The new motor car only added to the dreamlike sense of unreality. As they rattled over the bridge at Romilly which marked the edge of the estate, mist floated about the giant bamboo, and the moonlight cast weird, spiked shadows across the road. Belle turned her head and gazed at the black water of the Martha Brae, and thought of yellowsnakes and Cornelius Traherne. Eden at night. This was not the homecoming she’d imagined. Cairngowrie and Adam seemed a million miles away: as if they’d happened to someone else.

They reached the turn-off to the house, and the old guango tree loomed out of the shadows, its great arms lifted to the stars like some fierce guardian spirit. In the moonlight the house looked ghostly and mysterious: the white bougainvillea glowing eerily as it tumbled down the steps, the tree-ferns surging against the walls like a dark primeval sea. Belle thought of the mildewed photographs of the house in the old days before Papa had bought it, when it had still been a ruin. Now in the moonlight it seemed as if once again the forest was about to take back its own.

Fortunately, when they got inside, normality took over. The twins had been allowed to stay up to greet them, and old Braverly the cook – who seemed hardly to have aged in seven years, perhaps because he’d been ancient ever since Belle could remember – had prepared a special dinner in their honour: jerked hog roasted over pimento wood, fried plantain, rice and peas and pickled calabash; and to follow, Bombay mangoes and his famous coconut ice cream. They all did their best, but no-one had much appetite except for the twins, who sat opposite Belle, staring at her.

When she’d last seen them, they’d been cherubic two-year-olds.

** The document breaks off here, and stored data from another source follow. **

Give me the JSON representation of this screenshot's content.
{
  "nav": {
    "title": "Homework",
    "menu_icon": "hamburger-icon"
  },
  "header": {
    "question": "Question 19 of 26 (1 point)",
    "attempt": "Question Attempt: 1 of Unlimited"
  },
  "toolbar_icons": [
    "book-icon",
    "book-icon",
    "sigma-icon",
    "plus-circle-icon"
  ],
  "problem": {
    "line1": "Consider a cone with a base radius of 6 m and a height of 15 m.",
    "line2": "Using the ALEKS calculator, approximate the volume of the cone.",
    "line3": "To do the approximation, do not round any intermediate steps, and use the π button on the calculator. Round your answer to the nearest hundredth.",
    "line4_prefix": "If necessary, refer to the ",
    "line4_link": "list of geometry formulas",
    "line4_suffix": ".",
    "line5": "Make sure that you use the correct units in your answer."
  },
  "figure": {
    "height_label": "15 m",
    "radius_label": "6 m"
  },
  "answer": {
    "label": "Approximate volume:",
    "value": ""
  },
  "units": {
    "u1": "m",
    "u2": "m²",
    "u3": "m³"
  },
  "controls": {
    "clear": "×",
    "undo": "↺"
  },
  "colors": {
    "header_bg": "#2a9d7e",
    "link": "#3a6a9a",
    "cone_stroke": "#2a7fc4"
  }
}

Now they were lean, handsome ten-year-olds, the image of Papa, with his thick fair hair and unwavering light grey eyes.

More than anything else, the sight of her brothers made her feel like a stranger. Lachlan and Douglas had grown up without her. Eden, Mamma, Papa – it all belonged to them. Not to her.

Throughout dinner, Mamma kept up a steady stream of brittle talk, mostly to Sophie and Ben, but trying when she remembered to include Belle with her eyes, as one does with a guest of whom one isn’t quite sure. She kept twisting the rings on her fingers, and asking if they needed more food. Clearly her nerves were stretched to breaking point.

At last, the twins were hustled off to bed by Hannah the nurse. Not Poppy, Belle thought with a pang. Even that had changed. Ben and Sophie discreetly withdrew to unpack, leaving Belle to join her mother for coffee on the verandah.

A silence fell.

It was a chilly night, and Braverly had dragged out the old brazier of black Spanish iron, which threw a red glow on Mamma’s lovely, exhausted features as she rearranged the coffee cups on the tray and avoided looking at her daughter.